Verizon Communications Inc. (NYSE:VZ) is on the verge of completing the process of acquiring Yahoo! Inc. (NASDAQ:YHOO). A filing with the Securities & Exchange Commission reveals that the 21-year old company will split into two companies. The results will be a separate holding company and content and service enterprise. The media conglomerate is eying the latter for a whopping $4.8 billion. The acquisition plans were announced back in July by the company’s CEO Marissa Mayer but she did state in a memo to employees here intentions of remaining in the company after the buyout.
However, it is likely that things will take a different turn. There is a looming speculation of having Mayer and her team fired after the completion of the acquisition deal. They were offered a provision known as a “double trigger”, which comes with a handsome severance plus large chunks of their unvested stock after termination or closure of the deal.

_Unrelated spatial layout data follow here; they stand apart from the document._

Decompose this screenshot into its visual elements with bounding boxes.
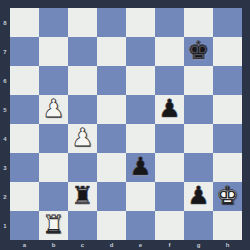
square-b4[interactable]	[39, 124, 68, 153]
rank-labels: 87654321	[0, 8, 10, 240]
square-g2[interactable]: ♟	[184, 182, 213, 211]
file-label-e: e	[126, 240, 155, 250]
square-e5[interactable]	[126, 95, 155, 124]
square-c7[interactable]	[68, 37, 97, 66]
rank-label-4: 4	[0, 124, 10, 153]
square-g6[interactable]	[184, 66, 213, 95]
chess-board-frame: 87654321 ♚♟♟♟♟♜♟♚♜ abcdefgh	[0, 0, 250, 250]
square-e2[interactable]	[126, 182, 155, 211]
square-h5[interactable]	[213, 95, 242, 124]
square-f7[interactable]	[155, 37, 184, 66]
square-g3[interactable]	[184, 153, 213, 182]
square-g5[interactable]	[184, 95, 213, 124]
file-label-h: h	[213, 240, 242, 250]
square-c5[interactable]	[68, 95, 97, 124]
square-e7[interactable]	[126, 37, 155, 66]
square-a6[interactable]	[10, 66, 39, 95]
file-label-g: g	[184, 240, 213, 250]
square-c4[interactable]: ♟	[68, 124, 97, 153]
file-label-d: d	[97, 240, 126, 250]
square-f2[interactable]	[155, 182, 184, 211]
square-f4[interactable]	[155, 124, 184, 153]
chess-board: ♚♟♟♟♟♜♟♚♜	[10, 8, 242, 240]
square-c8[interactable]	[68, 8, 97, 37]
piece-black-pawn[interactable]: ♟	[129, 154, 151, 179]
piece-black-king[interactable]: ♚	[187, 38, 209, 63]
piece-white-pawn[interactable]: ♟	[71, 125, 93, 150]
square-f8[interactable]	[155, 8, 184, 37]
square-f3[interactable]	[155, 153, 184, 182]
square-h2[interactable]: ♚	[213, 182, 242, 211]
square-a7[interactable]	[10, 37, 39, 66]
rank-label-8: 8	[0, 8, 10, 37]
square-a4[interactable]	[10, 124, 39, 153]
square-g8[interactable]	[184, 8, 213, 37]
square-c6[interactable]	[68, 66, 97, 95]
square-b2[interactable]	[39, 182, 68, 211]
square-h1[interactable]	[213, 211, 242, 240]
file-label-b: b	[39, 240, 68, 250]
square-e4[interactable]	[126, 124, 155, 153]
square-f6[interactable]	[155, 66, 184, 95]
square-c2[interactable]: ♜	[68, 182, 97, 211]
piece-black-rook[interactable]: ♜	[71, 183, 93, 208]
square-b6[interactable]	[39, 66, 68, 95]
square-g4[interactable]	[184, 124, 213, 153]
square-d1[interactable]	[97, 211, 126, 240]
piece-white-rook[interactable]: ♜	[42, 212, 64, 237]
file-label-f: f	[155, 240, 184, 250]
square-f5[interactable]: ♟	[155, 95, 184, 124]
square-e8[interactable]	[126, 8, 155, 37]
square-d5[interactable]	[97, 95, 126, 124]
square-b1[interactable]: ♜	[39, 211, 68, 240]
file-labels: abcdefgh	[10, 240, 242, 250]
square-b5[interactable]: ♟	[39, 95, 68, 124]
square-a8[interactable]	[10, 8, 39, 37]
square-c3[interactable]	[68, 153, 97, 182]
piece-white-king[interactable]: ♚	[216, 183, 238, 208]
square-h6[interactable]	[213, 66, 242, 95]
square-c1[interactable]	[68, 211, 97, 240]
square-e3[interactable]: ♟	[126, 153, 155, 182]
square-a3[interactable]	[10, 153, 39, 182]
square-a2[interactable]	[10, 182, 39, 211]
square-g7[interactable]: ♚	[184, 37, 213, 66]
square-b3[interactable]	[39, 153, 68, 182]
square-h4[interactable]	[213, 124, 242, 153]
piece-white-pawn[interactable]: ♟	[42, 96, 64, 121]
square-h3[interactable]	[213, 153, 242, 182]
square-b7[interactable]	[39, 37, 68, 66]
square-a5[interactable]	[10, 95, 39, 124]
square-d4[interactable]	[97, 124, 126, 153]
square-d8[interactable]	[97, 8, 126, 37]
rank-label-2: 2	[0, 182, 10, 211]
rank-label-1: 1	[0, 211, 10, 240]
square-d3[interactable]	[97, 153, 126, 182]
rank-label-7: 7	[0, 37, 10, 66]
rank-label-6: 6	[0, 66, 10, 95]
square-h8[interactable]	[213, 8, 242, 37]
piece-black-pawn[interactable]: ♟	[158, 96, 180, 121]
square-f1[interactable]	[155, 211, 184, 240]
square-a1[interactable]	[10, 211, 39, 240]
file-label-a: a	[10, 240, 39, 250]
piece-black-pawn[interactable]: ♟	[187, 183, 209, 208]
square-e1[interactable]	[126, 211, 155, 240]
rank-label-5: 5	[0, 95, 10, 124]
square-b8[interactable]	[39, 8, 68, 37]
square-d7[interactable]	[97, 37, 126, 66]
file-label-c: c	[68, 240, 97, 250]
rank-label-3: 3	[0, 153, 10, 182]
square-e6[interactable]	[126, 66, 155, 95]
square-h7[interactable]	[213, 37, 242, 66]
square-d6[interactable]	[97, 66, 126, 95]
square-g1[interactable]	[184, 211, 213, 240]
square-d2[interactable]	[97, 182, 126, 211]
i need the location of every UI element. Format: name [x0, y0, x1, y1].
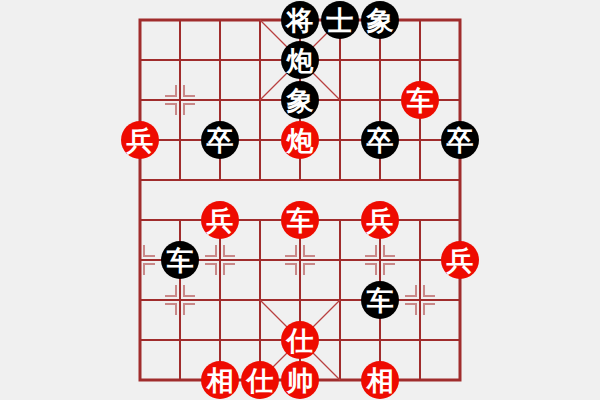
piece-red-soldier[interactable]: 兵 [361, 201, 399, 239]
piece-red-advisor[interactable]: 仕 [241, 361, 279, 399]
xiangqi-board[interactable]: 将士象炮象车兵卒炮卒卒兵车兵车兵车仕相仕帅相 [120, 0, 480, 400]
piece-black-chariot[interactable]: 车 [361, 281, 399, 319]
piece-red-elephant[interactable]: 相 [201, 361, 239, 399]
piece-red-chariot[interactable]: 车 [401, 81, 439, 119]
piece-red-chariot[interactable]: 车 [281, 201, 319, 239]
piece-red-advisor[interactable]: 仕 [281, 321, 319, 359]
piece-red-soldier[interactable]: 兵 [441, 241, 479, 279]
piece-red-soldier[interactable]: 兵 [121, 121, 159, 159]
piece-black-soldier[interactable]: 卒 [361, 121, 399, 159]
piece-black-advisor[interactable]: 士 [321, 1, 359, 39]
piece-black-general[interactable]: 将 [281, 1, 319, 39]
piece-red-general[interactable]: 帅 [281, 361, 319, 399]
piece-black-chariot[interactable]: 车 [161, 241, 199, 279]
piece-black-elephant[interactable]: 象 [361, 1, 399, 39]
piece-black-elephant[interactable]: 象 [281, 81, 319, 119]
piece-red-elephant[interactable]: 相 [361, 361, 399, 399]
piece-black-soldier[interactable]: 卒 [441, 121, 479, 159]
piece-black-soldier[interactable]: 卒 [201, 121, 239, 159]
piece-red-cannon[interactable]: 炮 [281, 121, 319, 159]
piece-red-soldier[interactable]: 兵 [201, 201, 239, 239]
piece-black-cannon[interactable]: 炮 [281, 41, 319, 79]
xiangqi-app: 将士象炮象车兵卒炮卒卒兵车兵车兵车仕相仕帅相 [0, 0, 600, 400]
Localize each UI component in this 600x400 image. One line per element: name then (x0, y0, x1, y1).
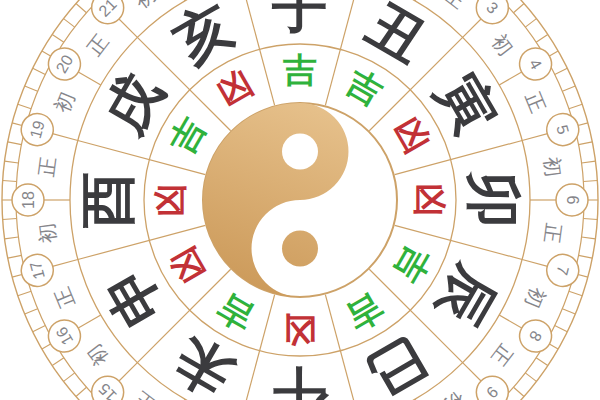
tick-cell (525, 373, 536, 382)
tick-cell (8, 142, 22, 145)
half-hour-label: 正 (35, 155, 59, 178)
tick-cell (555, 68, 568, 74)
luck-label: 凶 (388, 111, 438, 159)
zodiac-branch-label: 巳 (357, 326, 437, 400)
tick-cell (583, 181, 597, 182)
half-hour-label: 初 (541, 155, 565, 178)
tick-cell (76, 387, 87, 396)
zodiac-branch-label: 午 (272, 362, 330, 400)
luck-label: 吉 (211, 288, 259, 338)
half-hour-label: 初 (487, 30, 517, 59)
luck-label: 吉 (283, 51, 317, 89)
tick-cell (5, 161, 19, 163)
tick-cell (562, 309, 575, 314)
wheel-root: 01234567891011121314151617181920212223正初… (2, 0, 598, 400)
tick-cell (5, 237, 19, 239)
half-hour-label: 正 (522, 89, 550, 116)
tick-cell (33, 68, 46, 74)
tick-cell (52, 34, 64, 42)
half-hour-label: 正 (83, 30, 113, 59)
luck-label: 凶 (283, 311, 317, 349)
tick-cell (582, 237, 596, 239)
half-hour-label: 初 (441, 387, 470, 400)
tick-cell (582, 161, 596, 163)
fortune-wheel-image: 01234567891011121314151617181920212223正初… (0, 0, 600, 400)
half-hour-label: 正 (130, 387, 159, 400)
tick-cell (525, 19, 536, 28)
zodiac-branch-label: 寅 (426, 64, 509, 144)
tick-cell (64, 373, 75, 382)
tick-cell (25, 309, 38, 314)
luck-label: 吉 (388, 241, 438, 289)
tick-cell (579, 255, 593, 258)
tick-cell (25, 86, 38, 91)
half-hour-label: 正 (541, 222, 565, 245)
half-hour-label: 初 (50, 89, 78, 116)
half-hour-label: 初 (522, 284, 550, 311)
tick-cell (569, 104, 582, 109)
half-hour-separator (415, 0, 431, 1)
half-hour-label: 正 (487, 341, 517, 370)
zodiac-branch-label: 辰 (426, 255, 510, 337)
half-hour-label: 初 (130, 0, 159, 13)
tick-cell (562, 86, 575, 91)
zodiac-branch-label: 未 (164, 326, 245, 400)
tick-cell (583, 219, 597, 220)
zodiac-branch-label: 丑 (357, 0, 437, 74)
luck-label: 凶 (162, 241, 212, 289)
tick-cell (18, 104, 31, 109)
luck-label: 吉 (341, 62, 389, 112)
luck-label: 凶 (211, 62, 259, 112)
tick-cell (3, 219, 17, 220)
luck-label: 吉 (341, 288, 389, 338)
half-hour-separator (169, 0, 185, 1)
luck-label: 吉 (162, 111, 212, 159)
tick-cell (536, 34, 548, 42)
zodiac-branch-label: 子 (271, 0, 328, 39)
zodiac-branch-label: 酉 (76, 172, 139, 229)
tick-cell (514, 4, 525, 13)
hour-number: 18 (20, 191, 37, 209)
tick-cell (18, 291, 31, 296)
luck-label: 凶 (151, 183, 189, 217)
tick-cell (76, 4, 87, 13)
zodiac-branch-label: 卯 (462, 171, 525, 228)
tick-cell (8, 255, 22, 258)
tick-cell (536, 358, 548, 366)
zodiac-branch-label: 申 (92, 257, 175, 337)
tick-cell (555, 326, 568, 332)
zodiac-branch-label: 亥 (163, 0, 244, 75)
tick-cell (64, 19, 75, 28)
tick-cell (514, 387, 525, 396)
tick-cell (52, 358, 64, 366)
yinyang-gold-dot (282, 231, 318, 267)
half-hour-label: 正 (50, 284, 78, 311)
half-hour-label: 初 (35, 222, 59, 245)
luck-label: 凶 (411, 183, 449, 217)
yinyang-white-dot (282, 134, 318, 170)
hour-number: 6 (564, 196, 581, 205)
half-hour-label: 正 (441, 0, 470, 13)
tick-cell (569, 291, 582, 296)
tick-cell (3, 181, 17, 182)
tick-cell (579, 142, 593, 145)
tick-cell (33, 326, 46, 332)
zodiac-wheel: 01234567891011121314151617181920212223正初… (0, 0, 600, 400)
zodiac-branch-label: 戌 (91, 64, 174, 145)
half-hour-label: 初 (83, 341, 113, 370)
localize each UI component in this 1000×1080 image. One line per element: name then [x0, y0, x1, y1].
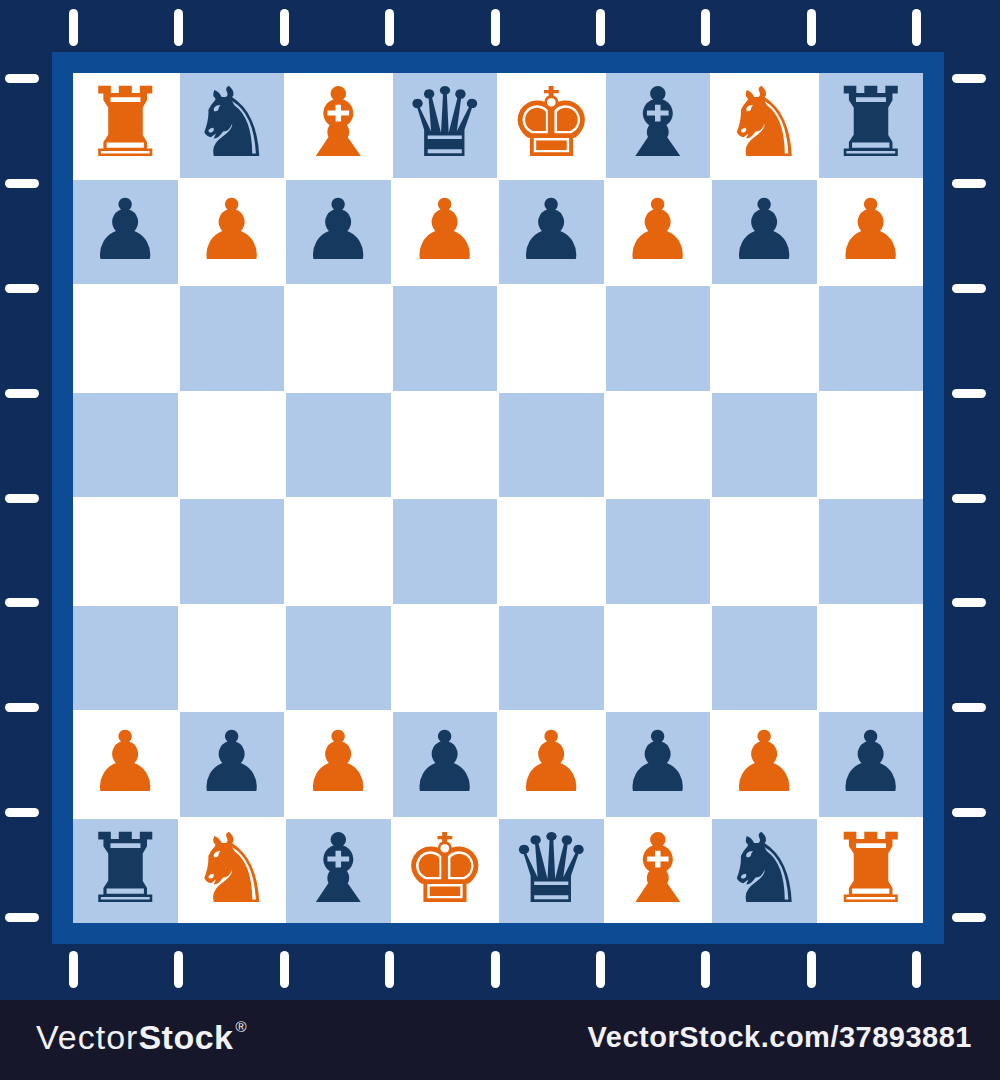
orange-pawn: ♟ — [407, 188, 482, 272]
blue-rook: ♜ — [828, 75, 914, 171]
orange-pawn: ♟ — [833, 188, 908, 272]
orange-pawn: ♟ — [194, 188, 269, 272]
square-a2: ♟ — [73, 712, 178, 817]
watermark-url: VectorStock.com/37893881 — [588, 1021, 972, 1054]
blue-pawn: ♟ — [620, 720, 695, 804]
stitch-marks-top — [69, 9, 921, 46]
blue-pawn: ♟ — [301, 188, 376, 272]
orange-pawn: ♟ — [620, 188, 695, 272]
stitch-mark — [912, 951, 921, 988]
square-f1: ♝ — [606, 819, 711, 924]
square-b5 — [180, 393, 285, 498]
square-f2: ♟ — [606, 712, 711, 817]
orange-rook: ♜ — [82, 75, 168, 171]
stitch-mark — [5, 179, 39, 188]
stitch-mark — [952, 808, 986, 817]
stitch-mark — [5, 74, 39, 83]
orange-king: ♚ — [402, 821, 488, 917]
square-e5 — [499, 393, 604, 498]
square-g2: ♟ — [712, 712, 817, 817]
square-e8: ♚ — [499, 73, 604, 178]
square-h8: ♜ — [819, 73, 924, 178]
blue-pawn: ♟ — [833, 720, 908, 804]
blue-queen: ♛ — [508, 821, 594, 917]
square-c8: ♝ — [286, 73, 391, 178]
orange-king: ♚ — [508, 75, 594, 171]
stitch-mark — [5, 913, 39, 922]
stitch-mark — [5, 494, 39, 503]
square-d7: ♟ — [393, 180, 498, 285]
square-f8: ♝ — [606, 73, 711, 178]
registered-icon: ® — [235, 1018, 247, 1035]
stitch-mark — [952, 703, 986, 712]
blue-knight: ♞ — [721, 821, 807, 917]
stitch-mark — [491, 9, 500, 46]
square-e6 — [499, 286, 604, 391]
orange-pawn: ♟ — [727, 720, 802, 804]
square-a3 — [73, 606, 178, 711]
blue-pawn: ♟ — [514, 188, 589, 272]
square-a1: ♜ — [73, 819, 178, 924]
stitch-mark — [5, 598, 39, 607]
square-b1: ♞ — [180, 819, 285, 924]
orange-pawn: ♟ — [301, 720, 376, 804]
square-d1: ♚ — [393, 819, 498, 924]
square-e3 — [499, 606, 604, 711]
stitch-mark — [385, 951, 394, 988]
stitch-mark — [69, 9, 78, 46]
blue-pawn: ♟ — [407, 720, 482, 804]
stitch-mark — [491, 951, 500, 988]
square-b2: ♟ — [180, 712, 285, 817]
blue-pawn: ♟ — [727, 188, 802, 272]
square-g8: ♞ — [712, 73, 817, 178]
square-f4 — [606, 499, 711, 604]
stitch-mark — [5, 389, 39, 398]
square-c2: ♟ — [286, 712, 391, 817]
stitch-mark — [69, 951, 78, 988]
square-g5 — [712, 393, 817, 498]
square-a6 — [73, 286, 178, 391]
stitch-marks-right — [952, 74, 986, 922]
square-e4 — [499, 499, 604, 604]
square-h6 — [819, 286, 924, 391]
square-g3 — [712, 606, 817, 711]
square-d5 — [393, 393, 498, 498]
square-g6 — [712, 286, 817, 391]
stitch-mark — [952, 389, 986, 398]
stitch-mark — [5, 284, 39, 293]
blue-rook: ♜ — [82, 821, 168, 917]
square-e2: ♟ — [499, 712, 604, 817]
blue-knight: ♞ — [189, 75, 275, 171]
orange-bishop: ♝ — [615, 821, 701, 917]
square-f3 — [606, 606, 711, 711]
blue-bishop: ♝ — [615, 75, 701, 171]
blue-queen: ♛ — [402, 75, 488, 171]
chess-board-frame: ♜♞♝♛♚♝♞♜♟♟♟♟♟♟♟♟♟♟♟♟♟♟♟♟♜♞♝♚♛♝♞♜ — [52, 52, 944, 944]
square-b8: ♞ — [180, 73, 285, 178]
orange-rook: ♜ — [828, 821, 914, 917]
watermark-logo: VectorStock® — [36, 1018, 246, 1057]
square-a8: ♜ — [73, 73, 178, 178]
blue-pawn: ♟ — [88, 188, 163, 272]
square-d4 — [393, 499, 498, 604]
square-h7: ♟ — [819, 180, 924, 285]
square-c1: ♝ — [286, 819, 391, 924]
stitch-mark — [596, 9, 605, 46]
stitch-marks-left — [5, 74, 39, 922]
square-c7: ♟ — [286, 180, 391, 285]
square-h4 — [819, 499, 924, 604]
stitch-mark — [385, 9, 394, 46]
square-f7: ♟ — [606, 180, 711, 285]
square-c3 — [286, 606, 391, 711]
stitch-mark — [280, 9, 289, 46]
orange-bishop: ♝ — [295, 75, 381, 171]
stitch-mark — [174, 9, 183, 46]
square-d8: ♛ — [393, 73, 498, 178]
square-d3 — [393, 606, 498, 711]
square-e1: ♛ — [499, 819, 604, 924]
square-f6 — [606, 286, 711, 391]
stitch-mark — [596, 951, 605, 988]
square-d6 — [393, 286, 498, 391]
stitch-mark — [5, 703, 39, 712]
orange-pawn: ♟ — [514, 720, 589, 804]
stitch-mark — [280, 951, 289, 988]
stitch-mark — [952, 598, 986, 607]
orange-pawn: ♟ — [88, 720, 163, 804]
square-d2: ♟ — [393, 712, 498, 817]
square-b6 — [180, 286, 285, 391]
stitch-mark — [5, 808, 39, 817]
chess-board: ♜♞♝♛♚♝♞♜♟♟♟♟♟♟♟♟♟♟♟♟♟♟♟♟♜♞♝♚♛♝♞♜ — [73, 73, 923, 923]
stitch-mark — [952, 179, 986, 188]
stitch-mark — [807, 951, 816, 988]
square-a7: ♟ — [73, 180, 178, 285]
stitch-mark — [701, 951, 710, 988]
square-h1: ♜ — [819, 819, 924, 924]
orange-knight: ♞ — [189, 821, 275, 917]
square-f5 — [606, 393, 711, 498]
stitch-mark — [912, 9, 921, 46]
stitch-mark — [701, 9, 710, 46]
blue-bishop: ♝ — [295, 821, 381, 917]
blue-pawn: ♟ — [194, 720, 269, 804]
stitch-mark — [174, 951, 183, 988]
stitch-mark — [952, 74, 986, 83]
stitch-mark — [952, 494, 986, 503]
stitch-marks-bottom — [69, 951, 921, 988]
stitch-mark — [952, 284, 986, 293]
square-h2: ♟ — [819, 712, 924, 817]
square-g7: ♟ — [712, 180, 817, 285]
square-b4 — [180, 499, 285, 604]
square-h5 — [819, 393, 924, 498]
watermark-logo-bold: Stock — [138, 1018, 233, 1056]
square-e7: ♟ — [499, 180, 604, 285]
square-h3 — [819, 606, 924, 711]
stitch-mark — [807, 9, 816, 46]
square-c5 — [286, 393, 391, 498]
illustration-canvas: ♜♞♝♛♚♝♞♜♟♟♟♟♟♟♟♟♟♟♟♟♟♟♟♟♜♞♝♚♛♝♞♜ VectorS… — [0, 0, 1000, 1080]
square-a5 — [73, 393, 178, 498]
watermark-logo-light: Vector — [36, 1018, 138, 1056]
watermark-bar: VectorStock® VectorStock.com/37893881 — [0, 1000, 1000, 1080]
square-b3 — [180, 606, 285, 711]
square-a4 — [73, 499, 178, 604]
square-b7: ♟ — [180, 180, 285, 285]
stitch-mark — [952, 913, 986, 922]
square-c6 — [286, 286, 391, 391]
square-c4 — [286, 499, 391, 604]
orange-knight: ♞ — [721, 75, 807, 171]
square-g1: ♞ — [712, 819, 817, 924]
square-g4 — [712, 499, 817, 604]
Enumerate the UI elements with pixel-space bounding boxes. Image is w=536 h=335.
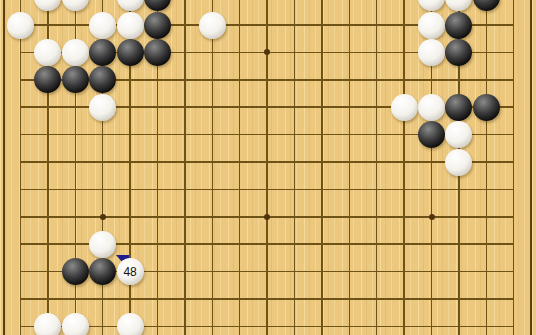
white-stone[interactable] xyxy=(418,12,445,39)
star-point xyxy=(429,214,435,220)
white-stone[interactable] xyxy=(117,313,144,335)
black-stone[interactable] xyxy=(473,94,500,121)
grid-vline xyxy=(349,0,351,335)
black-stone[interactable] xyxy=(89,39,116,66)
white-stone[interactable] xyxy=(62,313,89,335)
grid-vline xyxy=(212,0,214,335)
grid-hline xyxy=(20,298,515,300)
white-stone[interactable] xyxy=(62,39,89,66)
white-stone[interactable] xyxy=(117,12,144,39)
white-stone[interactable] xyxy=(89,94,116,121)
white-stone[interactable] xyxy=(418,39,445,66)
move-number-label: 48 xyxy=(117,258,144,285)
star-point xyxy=(264,214,270,220)
white-stone[interactable] xyxy=(199,12,226,39)
grid-vline xyxy=(184,0,186,335)
black-stone[interactable] xyxy=(144,12,171,39)
go-board[interactable]: 48 xyxy=(0,0,536,335)
black-stone[interactable] xyxy=(445,94,472,121)
grid-hline xyxy=(20,326,515,328)
grid-hline xyxy=(20,161,515,163)
white-stone[interactable] xyxy=(89,12,116,39)
white-stone[interactable] xyxy=(89,231,116,258)
white-stone[interactable] xyxy=(418,94,445,121)
black-stone[interactable] xyxy=(144,39,171,66)
grid-vline xyxy=(403,0,405,335)
grid-vline xyxy=(294,0,296,335)
board-left-edge xyxy=(3,0,5,335)
grid-vline xyxy=(376,0,378,335)
white-stone[interactable] xyxy=(445,149,472,176)
white-stone[interactable] xyxy=(7,12,34,39)
white-stone[interactable]: 48 xyxy=(117,258,144,285)
black-stone[interactable] xyxy=(62,66,89,93)
black-stone[interactable] xyxy=(418,121,445,148)
grid-vline xyxy=(321,0,323,335)
grid-hline xyxy=(20,189,515,191)
board-right-edge xyxy=(530,0,532,335)
grid-vline xyxy=(20,0,22,335)
black-stone[interactable] xyxy=(62,258,89,285)
black-stone[interactable] xyxy=(117,39,144,66)
grid-vline xyxy=(239,0,241,335)
grid-vline xyxy=(486,0,488,335)
black-stone[interactable] xyxy=(445,12,472,39)
white-stone[interactable] xyxy=(391,94,418,121)
star-point xyxy=(100,214,106,220)
grid-vline xyxy=(513,0,515,335)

But Yahoo’s double-trigger is unusual
More often than not double-triggers affect founders and senior managers of a company. This is not the case for this particular one according to Business Insider. It is covering all of the employees at the company. All of them will cash out on years worth of unvested stock. This will be instant but if Verizon fires them within one year after the closure of the deal will be entitled to more cash payment.
Many of execs on Mayer’s leadership team are not taking this kindly. Word has it that they are in consultation with their lawyers to obtain a clearer understanding of their exact entitlements in the event Verizon fired them.
But it remains uncertain how long Mayer will stick around
Guardian reports that the $4.8 billion acquisition deal is likely to be finalized by the second quarter of this year. Its finalization will welcome the new boss AOL CEO Tim Armstrong. Of interest to follow is how fast Verizon will swallow the heavy cost of laying off Yahoo staff.
On several occasions, Mayer has stated that she will still remain at Yahoo after the deal closes but this still hangs in the balance. This is because the only thing mentioned in the SEC filing is her resignation as a member of the board of directors.
Meanwhile, Verizon’s executive Marni Walden explains, “Right now as I’ve said, there’s a lot of stuff we don’t know. Obviously, with the second breach, there’s a lot of work that has to happen, so I’m not gonna put a timeframe on it. I honestly don’t have a timeframe. We don’t have a desire to have it drag on forever. “
In the meantime, Yahoo’s stock closed at $43.93 witnessing an increase of $0.15 or 0.35% while that of Verizon closed at $47.99 a fall of $0.39 or 0.81%.